The other day, I was out shopping at Superior with my roommate David who had disappeared down one of the aisles while I shopped for produce. I was after veggies for my caldo de res and was adding golden onions to a plastic bag when I spotted the delicate flash or orange. Ooh shiny!
I finished filling my bag of onions then wove my way through the crowded aisle to the object of my fascination, flor de calabaza or squash flower blossoms. Neatly tied in bunches the long orange flowers beckoned, whispering seductive words in my ear. Words like quesadillas, budin, stuffed and fried blossoms, soup, cake… omg. I had no defense against the beautiful orange and green flowers that could have been pumpkins had they been allowed to finish growing.

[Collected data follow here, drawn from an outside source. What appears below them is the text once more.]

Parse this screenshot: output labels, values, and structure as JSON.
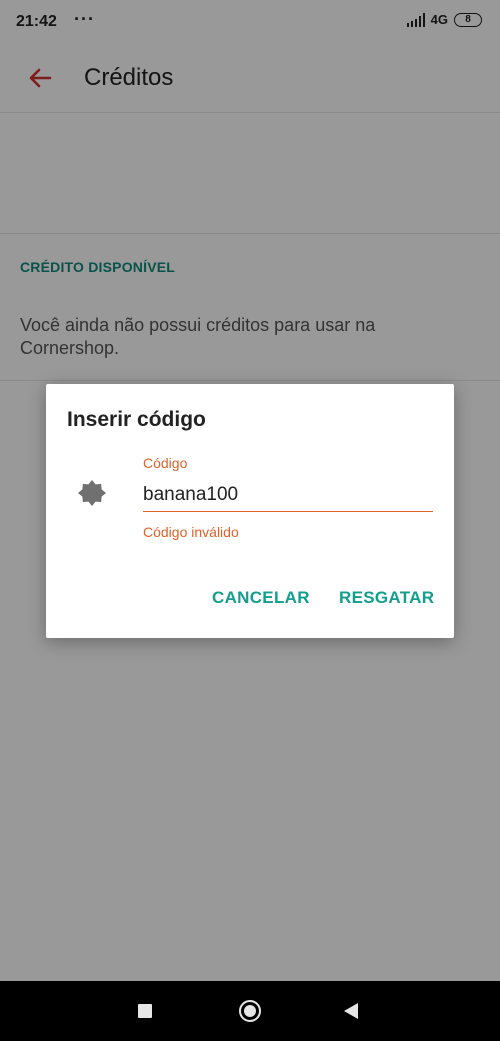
{
  "status_bar": {
    "time": "21:42",
    "dots": "···",
    "network": "4G",
    "battery": "8"
  },
  "toolbar": {
    "title": "Créditos",
    "back_icon": "arrow-left-icon",
    "accent_color": "#d32f2f"
  },
  "credit": {
    "heading": "CRÉDITO DISPONÍVEL",
    "message": "Você ainda não possui créditos para usar na Cornershop."
  },
  "dialog": {
    "title": "Inserir código",
    "field_icon": "badge-icon",
    "field_label": "Código",
    "field_value": "banana100",
    "field_error": "Código inválido",
    "cancel_label": "CANCELAR",
    "redeem_label": "RESGATAR",
    "error_color": "#e0612a",
    "button_color": "#149e8e"
  },
  "nav_bar": {
    "recents_icon": "square-icon",
    "home_icon": "circle-icon",
    "back_icon": "triangle-back-icon"
  }
}
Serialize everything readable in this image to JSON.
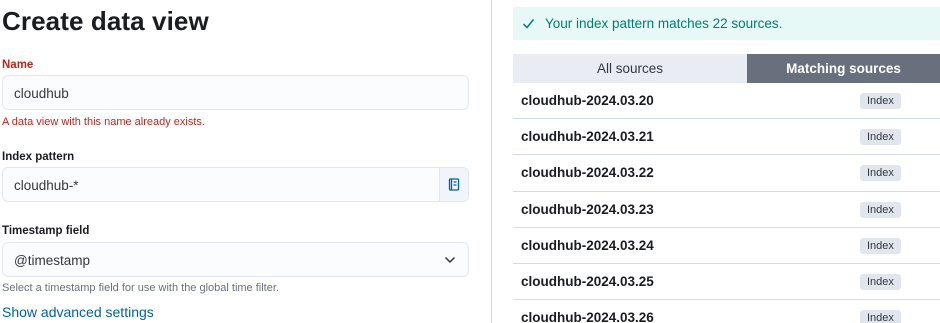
{
  "page": {
    "title": "Create data view"
  },
  "form": {
    "name": {
      "label": "Name",
      "value": "cloudhub",
      "error": "A data view with this name already exists."
    },
    "index_pattern": {
      "label": "Index pattern",
      "value": "cloudhub-*",
      "append_icon": "index-icon"
    },
    "timestamp": {
      "label": "Timestamp field",
      "value": "@timestamp",
      "help": "Select a timestamp field for use with the global time filter."
    },
    "advanced_link": "Show advanced settings"
  },
  "callout": {
    "icon": "check-icon",
    "text": "Your index pattern matches 22 sources."
  },
  "tabs": [
    {
      "label": "All sources",
      "selected": false
    },
    {
      "label": "Matching sources",
      "selected": true
    }
  ],
  "sources": [
    {
      "name": "cloudhub-2024.03.20",
      "type": "Index"
    },
    {
      "name": "cloudhub-2024.03.21",
      "type": "Index"
    },
    {
      "name": "cloudhub-2024.03.22",
      "type": "Index"
    },
    {
      "name": "cloudhub-2024.03.23",
      "type": "Index"
    },
    {
      "name": "cloudhub-2024.03.24",
      "type": "Index"
    },
    {
      "name": "cloudhub-2024.03.25",
      "type": "Index"
    },
    {
      "name": "cloudhub-2024.03.26",
      "type": "Index"
    }
  ],
  "colors": {
    "error": "#bd271e",
    "success": "#017d73",
    "link": "#0061a6",
    "selected_tab": "#69707d"
  }
}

I couldn’t stay focused on the caldo. I just couldn’t. I HAD to have those blossoms. Had to. So I grabbed two bunches and surreptitiously snuck them into the shopping cart. We were budget shopping and I wasn’t supposed to stray. Still, they were squash flower blossoms. Well, actually these were pumpkin flowers. In the springtime when you find them they are from squash and at the end of summer, they are from pumpkin. Either way, they are delicious and bring back memories of a little back garden with my grandfather gently picking off some of the blossoms and of a kitchen that was redolent with aroma.
When I see certain foods, I see my beautiful Mexican grandmother in her apron at the stove. I can almost hear her voice and feel her incredibly soft little hands wrapping around mine as she shows me how to pinch a sope, roll out dough or some other wonder. Those delicate orange flowers are one of those evocative things that tug at my memory and my heart.
When we got home, I happily pulled my blossoms out of their bad and shooed David out of the kitchen while I set about to making the quesadillas I was longing for. I chopped tiny little squares of Mexican squash and thinly sliced onion then caramelized them in a little butter. Once they were fully caramelized, I removed the stamens from the blossoms and rough chopped the flowers, adding them to the onions and squash until just wilted. Then I started to assemble my quesadillas.
There are many different versions of the squash flower quesadilla. Sometimes I add diced poblano chile, garlic and omit the squash.
Usually, when I make them I take the time to make the corn tortillas by hand. They taste sooooo good when I do them that way, but this time I was so impromptu that I used fresh corn tortillas I had just bought from the tortillerilla. The quesadillas were still delicious and light but next time I won’t cheat.
Quesadillas de Flor de Calabaza/Squash Blossom Quesadillas
1 bunch of squash flower blossoms, cleaned and rough chopped
1 onion, halved then thinly sliced
1 Mexican squash (something like a zucchini) diced finely
Dash sea salt
1 tablespoon of butter
Caramelize the squash and onions in the butter on a medium flame until well browned. Add the sea salt and squash flowers and cook for about two minutes, just till the flowers are wilted. Set aside.
In a heavy skillet or griddle, heat a corn tortilla then turn it over to the other side. Add thick slices of queso fresco and a scoopful of the squash mixture, top with another corn tortilla. Flip over and keep on heat until the cheese melts. Keep making them until you run out of filling.
Serve sliced in half with a little cream and salsa. Ricissimo!